Everyone lives in a flood zone.
Flooding is the top-ranked natural disaster in the United States, with a dozen potential causes ranging from heavy rains, tropical storms and hurricanes to new housing developments and rain after fire. Floods can occur in all 50 states and, when they do, they leave massive damage in their wake.
Flood damages exceed $2.7 billion annually.
As a homeowner, you carry homeowners insurance to protect against theft and loss. Typical homeowners insurance, however, excludes damages from flooding. Homeowners , therefore, should make sure to have a separate flood insurance policy. And once that policy is in place, there are other steps you should follow, too.
First, make a log of your possessions, either on paper or by video. In your log, include everything that you own of value. Next, if you own jewelry, have it appraised and store the appraisal; if you own appliances, log the serial numbers and attach original receipts.
Then, buy a safe-deposit box at a bank, for example, and store your possession log.

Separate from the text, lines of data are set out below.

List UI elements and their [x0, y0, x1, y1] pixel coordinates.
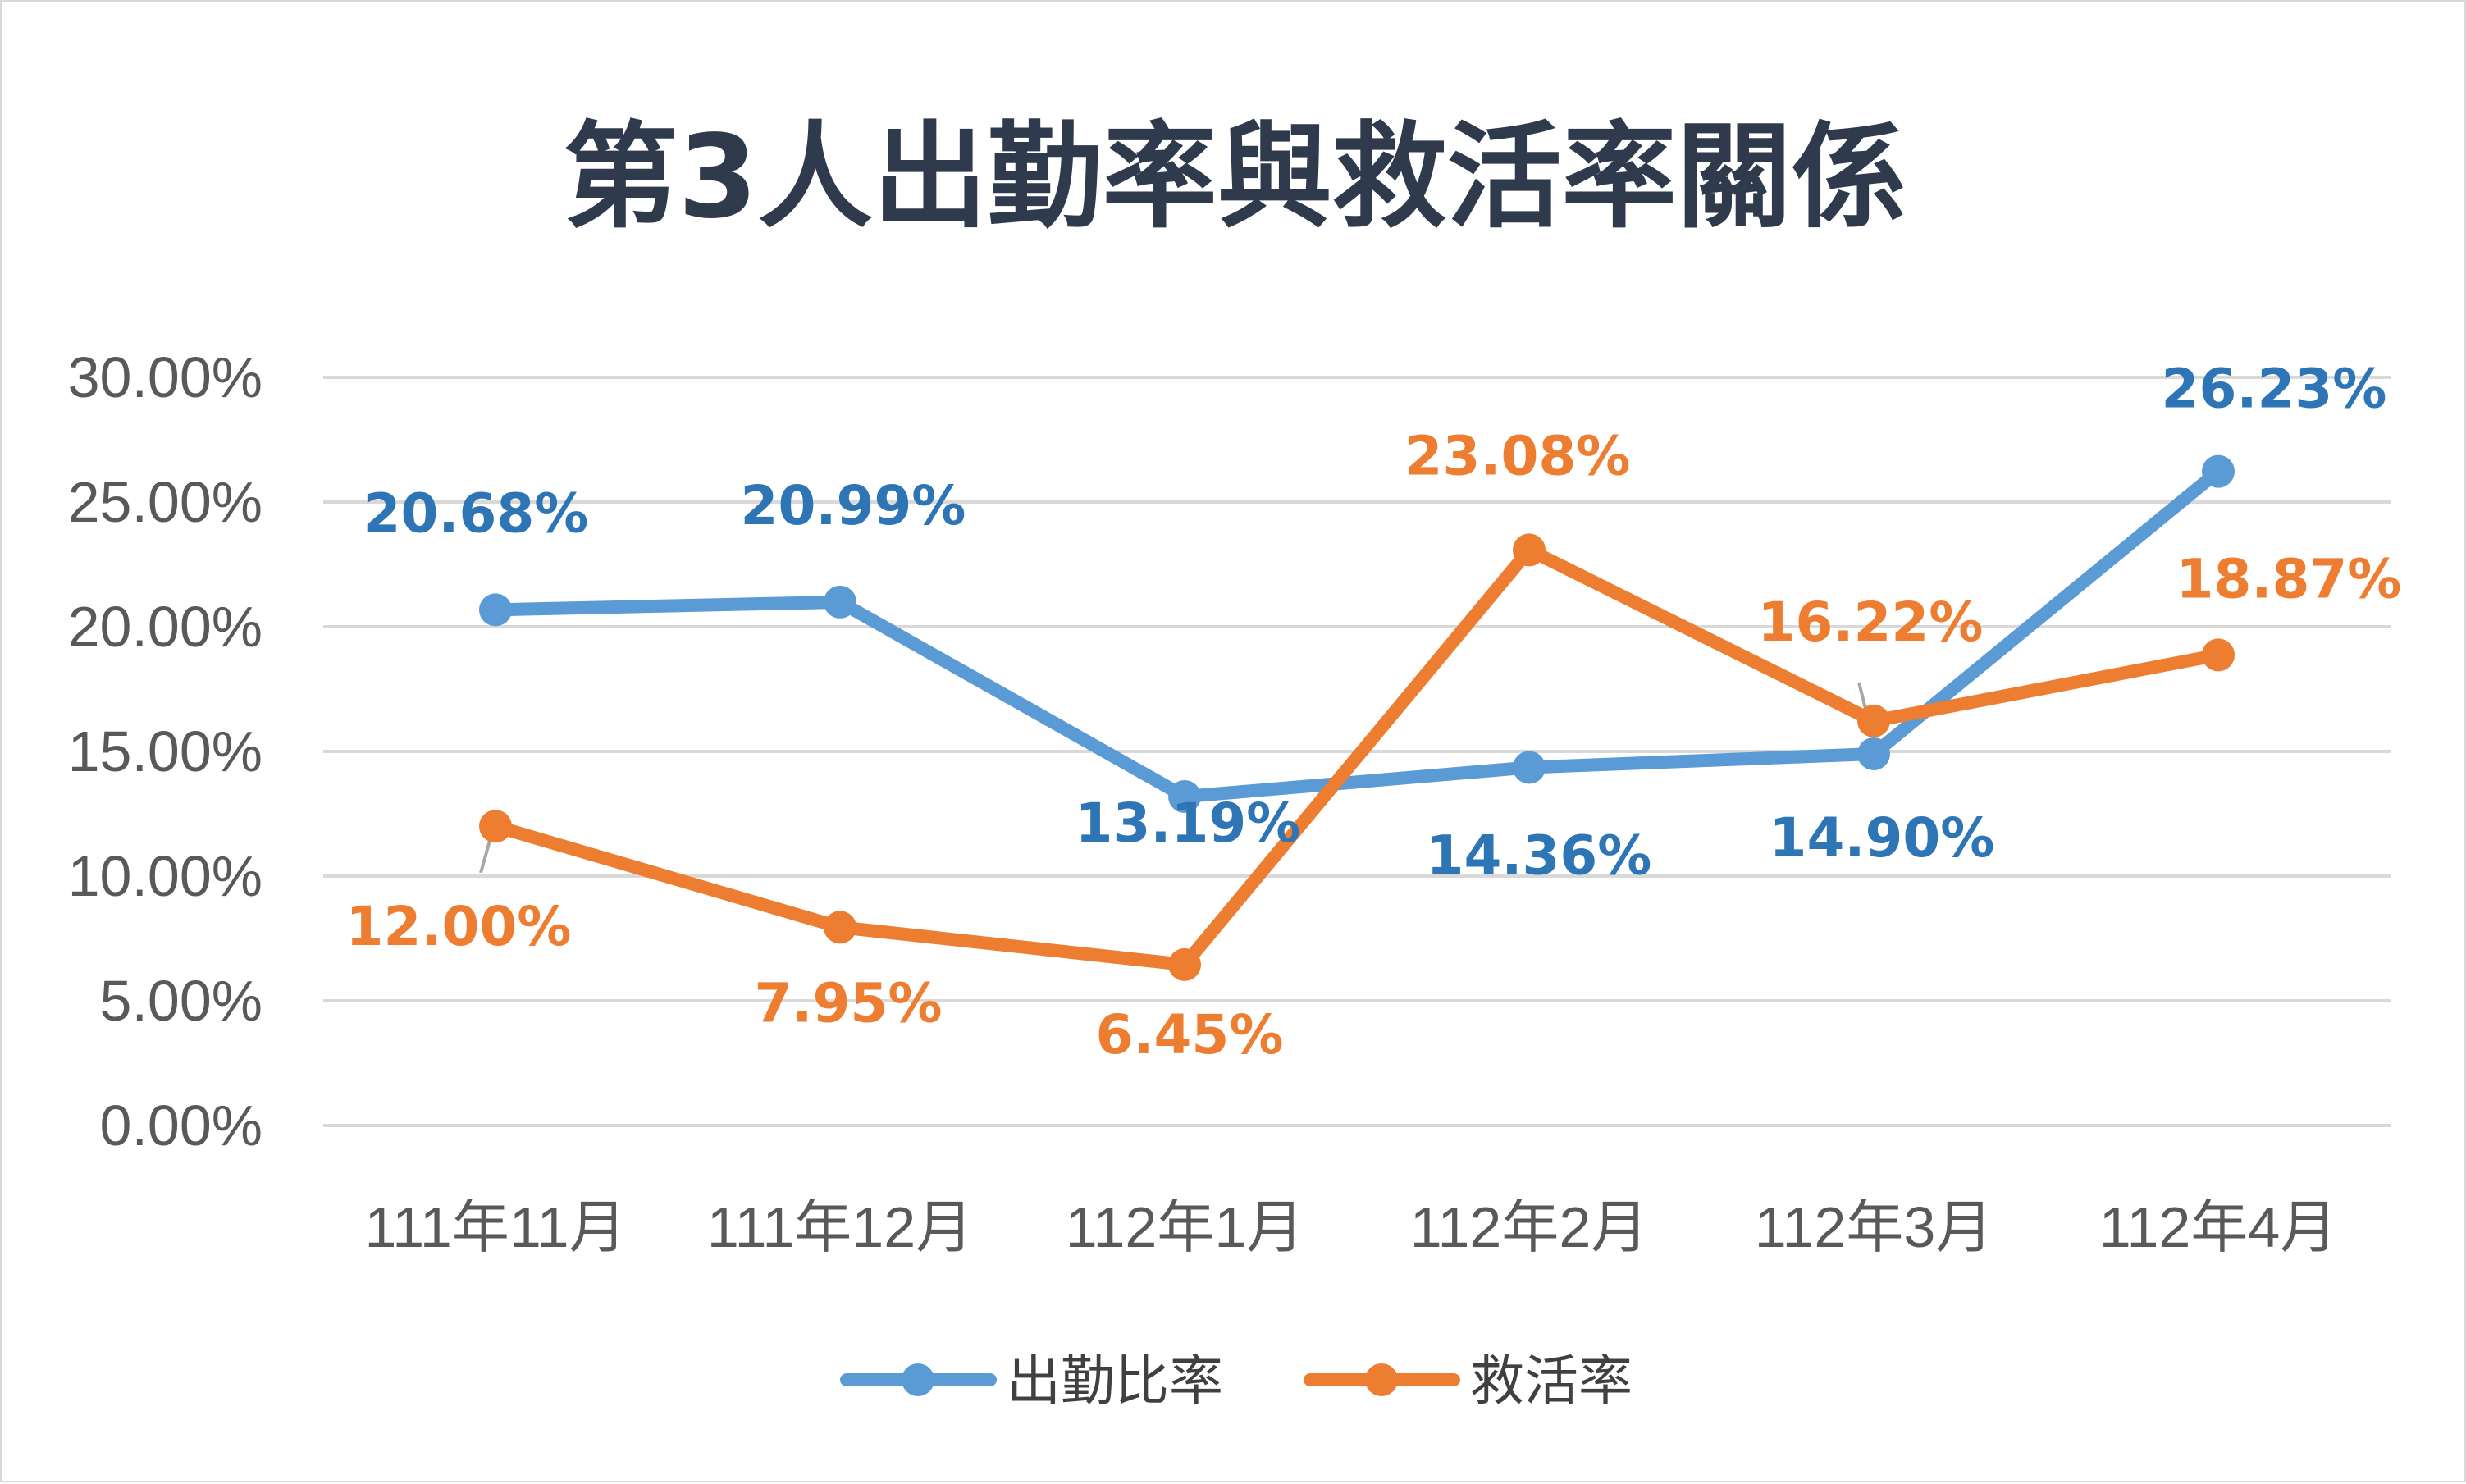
- data-point: [1513, 751, 1546, 784]
- y-tick-label: 10.00%: [68, 844, 263, 908]
- y-tick-label: 15.00%: [68, 719, 263, 783]
- x-tick-label: 112年1月: [1066, 1195, 1304, 1259]
- data-label: 16.22%: [1758, 591, 1984, 654]
- y-tick-label: 20.00%: [68, 595, 263, 659]
- data-label: 7.95%: [755, 971, 943, 1034]
- x-tick-label: 111年12月: [707, 1195, 973, 1259]
- data-label: 18.87%: [2176, 547, 2402, 610]
- x-tick-label: 111年11月: [364, 1195, 626, 1259]
- chart-title: 第3人出勤率與救活率關係: [563, 111, 1906, 244]
- data-label: 14.90%: [1770, 806, 1995, 870]
- data-label: 6.45%: [1096, 1003, 1284, 1066]
- y-tick-label: 0.00%: [100, 1094, 263, 1158]
- legend-label: 出勤比率: [1007, 1349, 1223, 1413]
- series-line-2: [489, 543, 2225, 971]
- data-point: [479, 810, 512, 843]
- data-point: [824, 911, 856, 944]
- series-lines: [479, 454, 2235, 981]
- y-tick-label: 25.00%: [68, 470, 263, 534]
- data-point: [1168, 947, 1201, 981]
- data-label: 20.68%: [363, 482, 589, 545]
- x-tick-label: 112年2月: [1410, 1195, 1649, 1259]
- legend-marker: [902, 1363, 934, 1396]
- data-point: [479, 593, 512, 627]
- data-label: 13.19%: [1075, 792, 1301, 855]
- data-point: [2202, 454, 2235, 488]
- legend-label: 救活率: [1470, 1349, 1633, 1413]
- legend-marker: [1365, 1363, 1398, 1396]
- legend: 出勤比率 救活率: [840, 1349, 1633, 1413]
- data-label: 26.23%: [2162, 358, 2387, 421]
- data-labels: 20.68% 20.99% 13.19% 14.36% 14.90% 26.23% 12.0…: [346, 358, 2402, 1066]
- data-label: 23.08%: [1405, 424, 1631, 487]
- data-point: [1513, 533, 1546, 567]
- data-label: 12.00%: [346, 895, 572, 958]
- y-tick-label: 5.00%: [100, 969, 263, 1033]
- data-label: 14.36%: [1427, 824, 1652, 887]
- y-tick-label: 30.00%: [68, 345, 263, 409]
- data-point: [824, 585, 856, 619]
- data-label: 20.99%: [741, 474, 966, 537]
- x-tick-label: 112年3月: [1755, 1195, 1993, 1259]
- y-axis-ticks: 0.00% 5.00% 10.00% 15.00% 20.00% 25.00% 30.00%: [68, 345, 263, 1158]
- x-tick-label: 112年4月: [2099, 1195, 2338, 1259]
- data-point: [2202, 638, 2235, 672]
- data-point: [1857, 704, 1890, 737]
- data-point: [1857, 737, 1890, 771]
- x-axis-ticks: 111年11月 111年12月 112年1月 112年2月 112年3月 112年4月: [364, 1195, 2337, 1259]
- data-point: [1168, 780, 1201, 814]
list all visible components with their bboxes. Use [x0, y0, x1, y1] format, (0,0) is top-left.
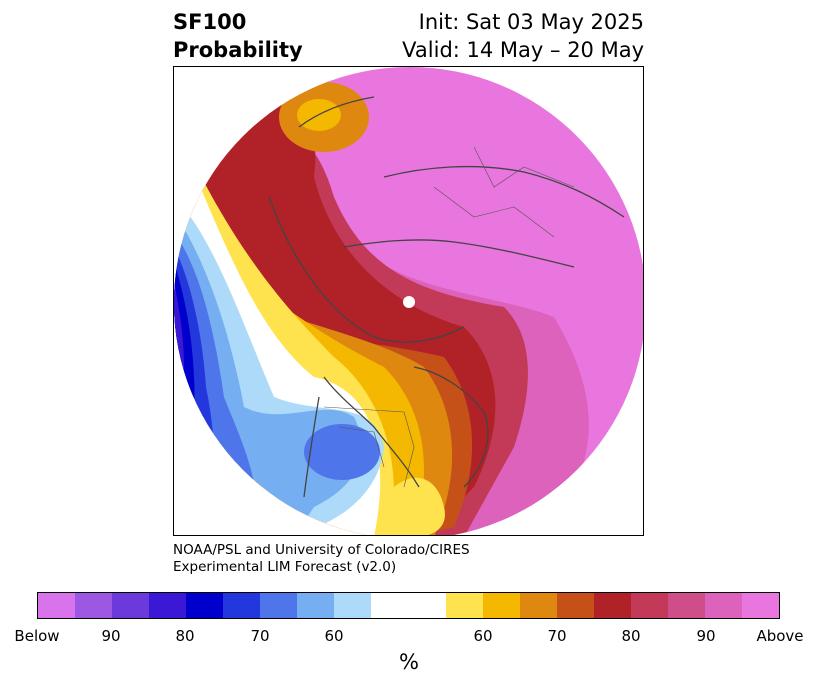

All of this information matters because, in the event you need to make a claim, you’ll have an easier time dealing with the insurance adjuster. It’s hard to prove possession of items that have been washed away by flood waters, after all.
You’ll also want to share this list with your insurance agent in advance so your policy is made with the proper amount of coverage.
Floods can strike anywhere and, as many people learn the hard way, standard homeowners insurance does not include flood coverage. If you’re without flood coverage, talk to your insurance agent about adding a flood policy.
Because many policies don’t take effect until 30 days from purchase, this is one form of insurance you’ll want to buy in advance.